ECLI:NL:RVS:2023:4357
Raad van State
- Hoger beroep
- M. den Heyer
- Rechtspraak.nl
Hoger beroep tegen de beslissing van de staatssecretaris van Justitie en Veiligheid over de bewaring van een vreemdeling
In deze zaak gaat het om een hoger beroep van een vreemdeling tegen de uitspraak van de rechtbank Den Haag, die op 22 september 2023 het beroep van de vreemdeling ongegrond verklaarde en het verzoek om schadevergoeding afwees. De vreemdeling was op 31 augustus 2023 in bewaring gesteld door de staatssecretaris van Justitie en Veiligheid. De rechtbank oordeelde dat de staatssecretaris niet onrechtmatig had gehandeld, maar de vreemdeling ging in hoger beroep, vertegenwoordigd door mr. R.C. van den Berg, advocaat te Tilburg.

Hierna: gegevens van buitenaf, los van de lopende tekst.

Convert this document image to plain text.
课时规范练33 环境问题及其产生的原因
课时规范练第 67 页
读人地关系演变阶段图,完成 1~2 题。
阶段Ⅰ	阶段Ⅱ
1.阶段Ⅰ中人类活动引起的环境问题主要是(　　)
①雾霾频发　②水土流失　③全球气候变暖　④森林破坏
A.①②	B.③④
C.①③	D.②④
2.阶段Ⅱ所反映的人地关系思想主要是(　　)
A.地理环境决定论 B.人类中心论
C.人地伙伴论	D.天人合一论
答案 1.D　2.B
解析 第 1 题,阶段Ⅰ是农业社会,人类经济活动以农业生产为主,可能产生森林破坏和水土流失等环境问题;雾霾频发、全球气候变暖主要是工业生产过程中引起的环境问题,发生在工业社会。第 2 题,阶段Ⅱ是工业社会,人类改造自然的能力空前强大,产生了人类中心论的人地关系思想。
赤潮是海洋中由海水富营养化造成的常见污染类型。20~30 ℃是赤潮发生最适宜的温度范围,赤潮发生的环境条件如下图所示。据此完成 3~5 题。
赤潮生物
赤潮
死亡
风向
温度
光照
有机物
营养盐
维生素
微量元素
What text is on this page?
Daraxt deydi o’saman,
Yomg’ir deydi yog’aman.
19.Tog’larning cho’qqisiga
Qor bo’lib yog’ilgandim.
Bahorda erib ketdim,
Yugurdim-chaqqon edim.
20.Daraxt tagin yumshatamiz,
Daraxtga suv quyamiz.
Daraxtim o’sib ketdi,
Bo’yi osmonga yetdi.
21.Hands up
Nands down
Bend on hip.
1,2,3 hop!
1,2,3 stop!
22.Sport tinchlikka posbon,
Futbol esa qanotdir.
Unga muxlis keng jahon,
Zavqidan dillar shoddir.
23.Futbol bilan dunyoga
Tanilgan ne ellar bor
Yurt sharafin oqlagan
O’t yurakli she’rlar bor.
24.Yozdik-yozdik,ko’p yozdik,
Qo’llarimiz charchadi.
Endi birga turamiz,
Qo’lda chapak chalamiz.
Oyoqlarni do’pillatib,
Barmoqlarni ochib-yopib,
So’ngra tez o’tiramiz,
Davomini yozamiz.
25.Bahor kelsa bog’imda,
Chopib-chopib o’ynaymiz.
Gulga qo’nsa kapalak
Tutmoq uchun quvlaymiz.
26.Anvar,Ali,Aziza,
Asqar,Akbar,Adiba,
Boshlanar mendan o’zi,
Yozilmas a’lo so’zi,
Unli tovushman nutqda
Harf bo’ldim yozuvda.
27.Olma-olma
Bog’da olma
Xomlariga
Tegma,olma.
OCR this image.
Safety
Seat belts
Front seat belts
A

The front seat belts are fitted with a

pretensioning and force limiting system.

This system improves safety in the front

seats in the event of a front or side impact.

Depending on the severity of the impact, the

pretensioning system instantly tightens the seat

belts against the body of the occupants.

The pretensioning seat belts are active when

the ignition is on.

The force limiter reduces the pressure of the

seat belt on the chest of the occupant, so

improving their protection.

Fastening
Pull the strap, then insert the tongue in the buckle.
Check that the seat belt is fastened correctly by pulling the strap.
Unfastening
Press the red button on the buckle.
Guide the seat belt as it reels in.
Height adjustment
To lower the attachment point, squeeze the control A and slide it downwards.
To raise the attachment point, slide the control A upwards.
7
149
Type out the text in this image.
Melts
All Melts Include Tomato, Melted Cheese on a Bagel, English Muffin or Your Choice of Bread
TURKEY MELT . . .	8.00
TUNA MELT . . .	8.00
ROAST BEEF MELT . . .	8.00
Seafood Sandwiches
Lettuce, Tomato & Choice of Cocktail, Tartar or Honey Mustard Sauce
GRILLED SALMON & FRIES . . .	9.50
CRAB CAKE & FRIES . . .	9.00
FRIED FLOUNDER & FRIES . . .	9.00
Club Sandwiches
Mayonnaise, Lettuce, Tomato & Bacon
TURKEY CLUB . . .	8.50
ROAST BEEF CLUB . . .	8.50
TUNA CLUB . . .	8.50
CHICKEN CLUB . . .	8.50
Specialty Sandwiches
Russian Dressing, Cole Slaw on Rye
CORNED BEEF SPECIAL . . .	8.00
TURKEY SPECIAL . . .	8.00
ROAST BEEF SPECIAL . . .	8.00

De Afdeling bestuursrechtspraak van de Raad van State heeft op 27 november 2023 uitspraak gedaan. De Afdeling oordeelde dat de rechtbank ten onrechte niet had onderkend dat de staatssecretaris de vreemdeling had moeten veroordelen tot het vergoeden van de proceskosten. De Afdeling bevestigde het oordeel van de rechtbank dat de bewaring niet onrechtmatig was, maar vernietigde de uitspraak voor zover het de proceskosten betrof. De staatssecretaris werd veroordeeld tot vergoeding van de proceskosten van de vreemdeling, die in totaal € 2.511,00 bedroegen, geheel toe te rekenen aan door een derde beroepsmatig verleende rechtsbijstand.
De uitspraak is gedaan met toepassing van artikel 8:54, eerste lid, van de Algemene wet bestuursrecht, en de Afdeling nam de motivering van de rechtbank over waar nodig. De beslissing van de Raad van State is openbaar uitgesproken en is van belang voor de rechtsontwikkeling en rechtsbescherming in het vreemdelingenrecht.